Not sure about the article itself, but from an epistemological point of view, i believe this debate will remain one of the most famous of the 21st century (provided NN still keep giving new fantastic results, and doesn’t stop there).

Never in history did we manage to achieve so much about a given complex problem (let’s say producing meaningful text) while at the same time understand so little (chatgpt didn’t provide any single useful result to the linguistic science department).

If this approach spreads to other fields, it will lead to an immense scientific crysis.


Actually this explains a lot.
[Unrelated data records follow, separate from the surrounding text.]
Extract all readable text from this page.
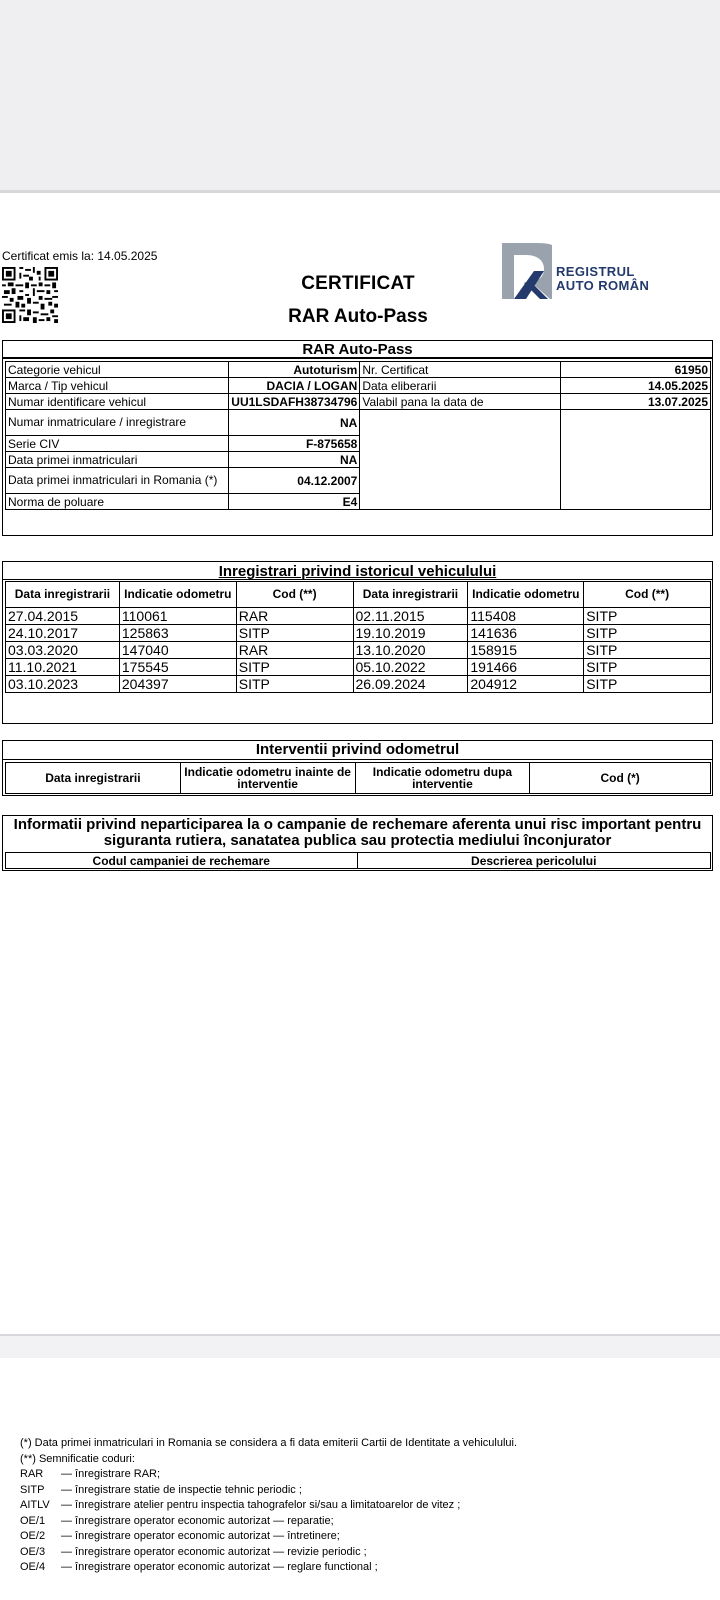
Certificat emis la: 14.05.2025
CERTIFICAT
RAR Auto-Pass
REGISTRUL
AUTO ROMÂN
RAR Auto-Pass
Categorie vehicul	Autoturism	Nr. Certificat	61950
Marca / Tip vehicul	DACIA / LOGAN	Data eliberarii	14.05.2025
Numar identificare vehicul	UU1LSDAFH38734796	Valabil pana la data de	13.07.2025
Numar inmatriculare / inregistrare	NA		
Serie CIV	F-875658		
Data primei inmatriculari	NA		
Data primei inmatriculari in Romania (*)	04.12.2007		
Norma de poluare	E4		
Inregistrari privind istoricul vehiculului
Data inregistrarii	Indicatie odometru	Cod (**)	Data inregistrarii	Indicatie odometru	Cod (**)
27.04.2015	110061	RAR	02.11.2015	115408	SITP
24.10.2017	125863	SITP	19.10.2019	141636	SITP
03.03.2020	147040	RAR	13.10.2020	158915	SITP
11.10.2021	175545	SITP	05.10.2022	191466	SITP
03.10.2023	204397	SITP	26.09.2024	204912	SITP
Interventii privind odometrul
Data inregistrarii	Indicatie odometru inainte de interventie	Indicatie odometru dupa interventie	Cod (*)
Informatii privind neparticiparea la o campanie de rechemare aferenta unui risc important pentru siguranta rutiera, sanatatea publica sau protectia mediului înconjurator
Codul campaniei de rechemare	Descrierea pericolului
(*) Data primei inmatriculari in Romania se considera a fi data emiterii Cartii de Identitate a vehiculului.
(**) Semnificatie coduri:
RAR	— înregistrare RAR;
SITP	— înregistrare statie de inspectie tehnic periodic ;
AITLV	— înregistrare atelier pentru inspectia tahografelor si/sau a limitatoarelor de vitez ;
OE/1	— înregistrare operator economic autorizat — reparatie;
OE/2	— înregistrare operator economic autorizat — întretinere;
OE/3	— înregistrare operator economic autorizat — revizie periodic ;
OE/4	— înregistrare operator economic autorizat — reglare functional ;
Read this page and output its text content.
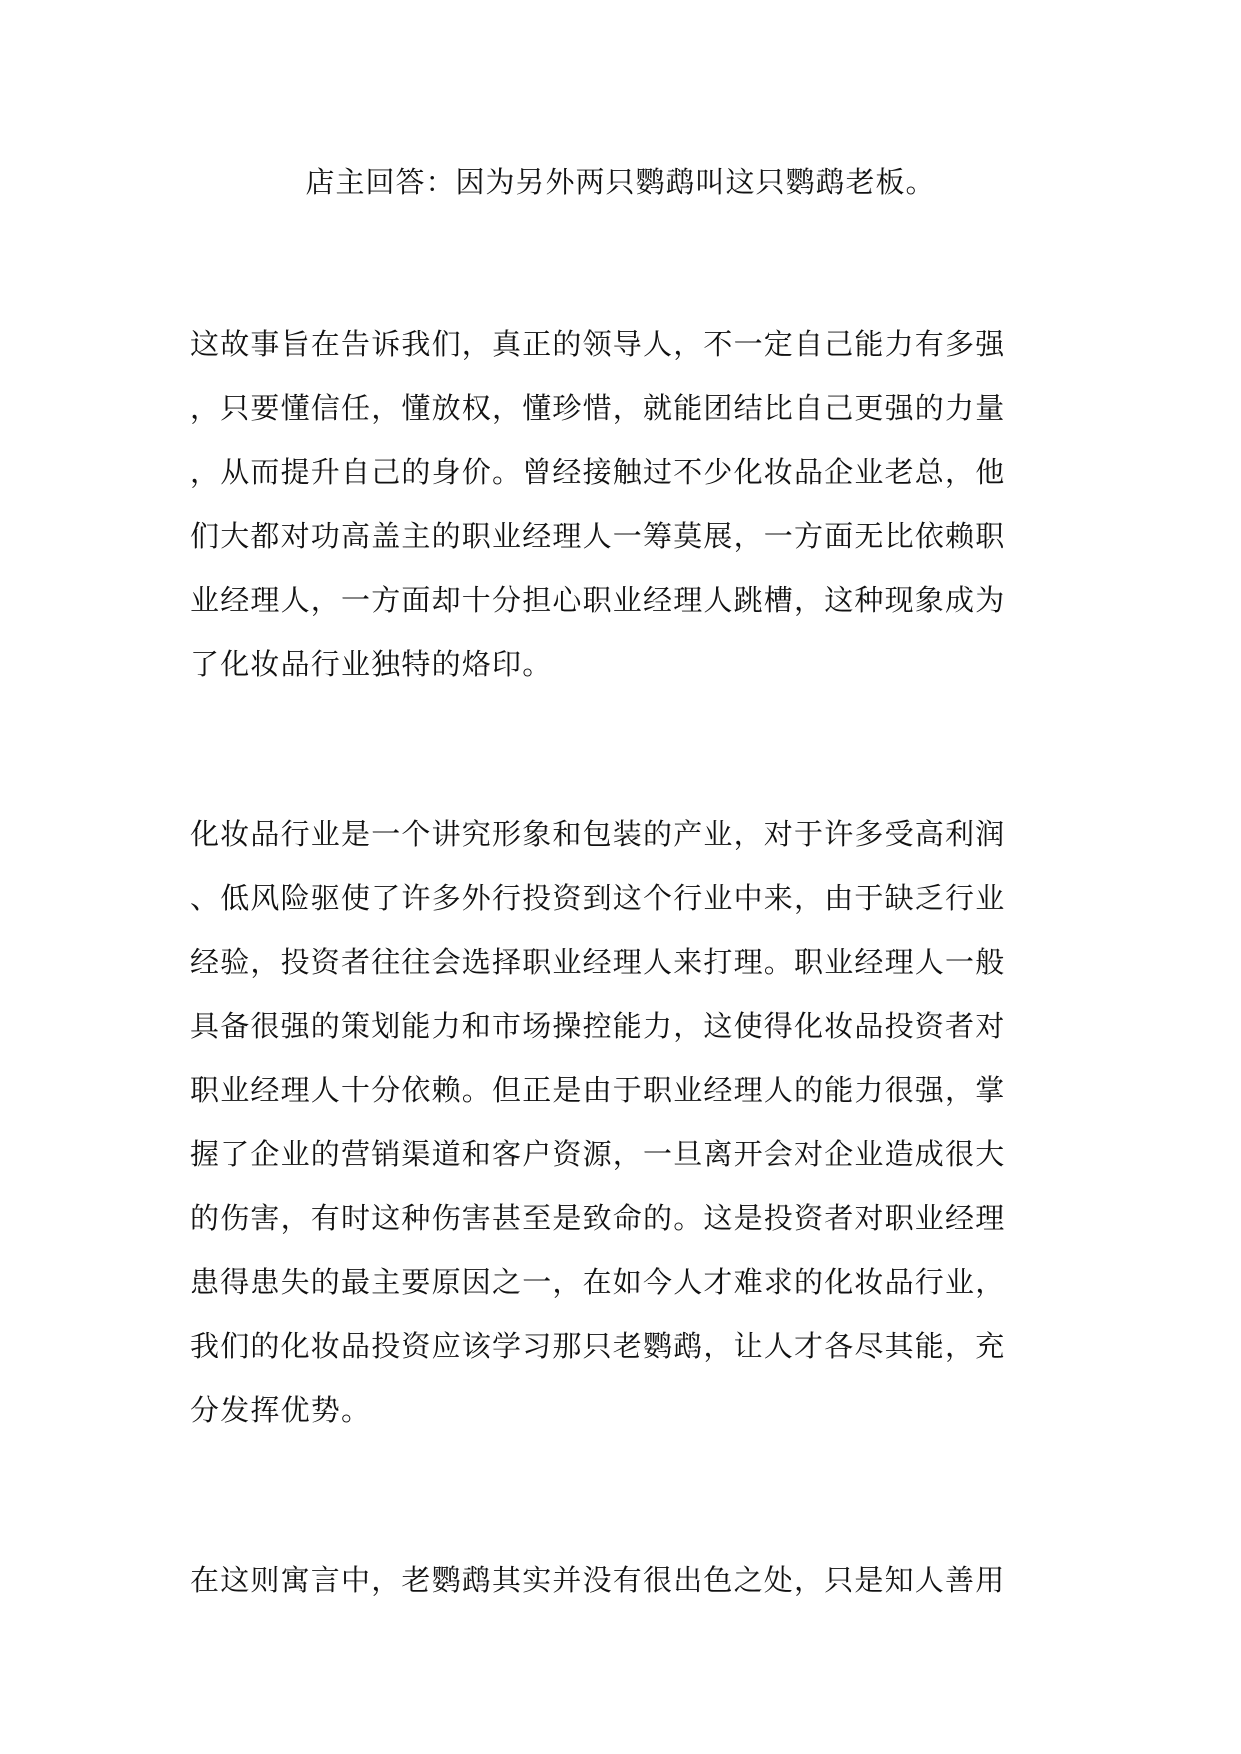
店主回答：因为另外两只鹦鹉叫这只鹦鹉老板。

这故事旨在告诉我们，真正的领导人，不一定自己能力有多强
，只要懂信任，懂放权，懂珍惜，就能团结比自己更强的力量
，从而提升自己的身价。曾经接触过不少化妆品企业老总，他
们大都对功高盖主的职业经理人一筹莫展，一方面无比依赖职
业经理人，一方面却十分担心职业经理人跳槽，这种现象成为
了化妆品行业独特的烙印。

化妆品行业是一个讲究形象和包装的产业，对于许多受高利润
、低风险驱使了许多外行投资到这个行业中来，由于缺乏行业
经验，投资者往往会选择职业经理人来打理。职业经理人一般
具备很强的策划能力和市场操控能力，这使得化妆品投资者对
职业经理人十分依赖。但正是由于职业经理人的能力很强，掌
握了企业的营销渠道和客户资源，一旦离开会对企业造成很大
的伤害，有时这种伤害甚至是致命的。这是投资者对职业经理
患得患失的最主要原因之一，在如今人才难求的化妆品行业，
我们的化妆品投资应该学习那只老鹦鹉，让人才各尽其能，充
分发挥优势。

在这则寓言中，老鹦鹉其实并没有很出色之处，只是知人善用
Language might be the stuff dreams are made of, but not the stuff consciousness is made of, so a specialized form of perception, a layer on top of visuals and hearing, with just another layer of logic on top of it.

We still have a coarse understanding of brain processes, but if they use parallelism, they could be probabilistic in nature, so these language models would be more similar to ours than it seems.


I feel like that point was equally made with “colorless green ideas sleep furiously”

Moreover, in linguistics 101, students are often introduced to case studies of people with aphasia and similar issues which illustrates how humans can produce coherent and grammatical speech without meaning (just like chatgpt) and how people can lose the understanding of certain classes of words.

Lastly, NN are often seen as a way to model functions (again, students are often asked to produce different logic gates by hand, to convince themselves that NN can be Turing complete) so rather than language being inherently probabilistic chatgpt might just have reasonably inferred the rules of language.


Thank you, I didn't know about that sentence.

Anyway my point is not that language is inherently probabilistic, but that the way our brains implement language could be. Or more precisely, one layer of language could be this way, with other "watchdog" layer on top of it filtering when the less rigorous layer goes rogue and spits nonsense.

The base layer could be the graphical one, middle layer language, top layer logic. Between layers, the jokes.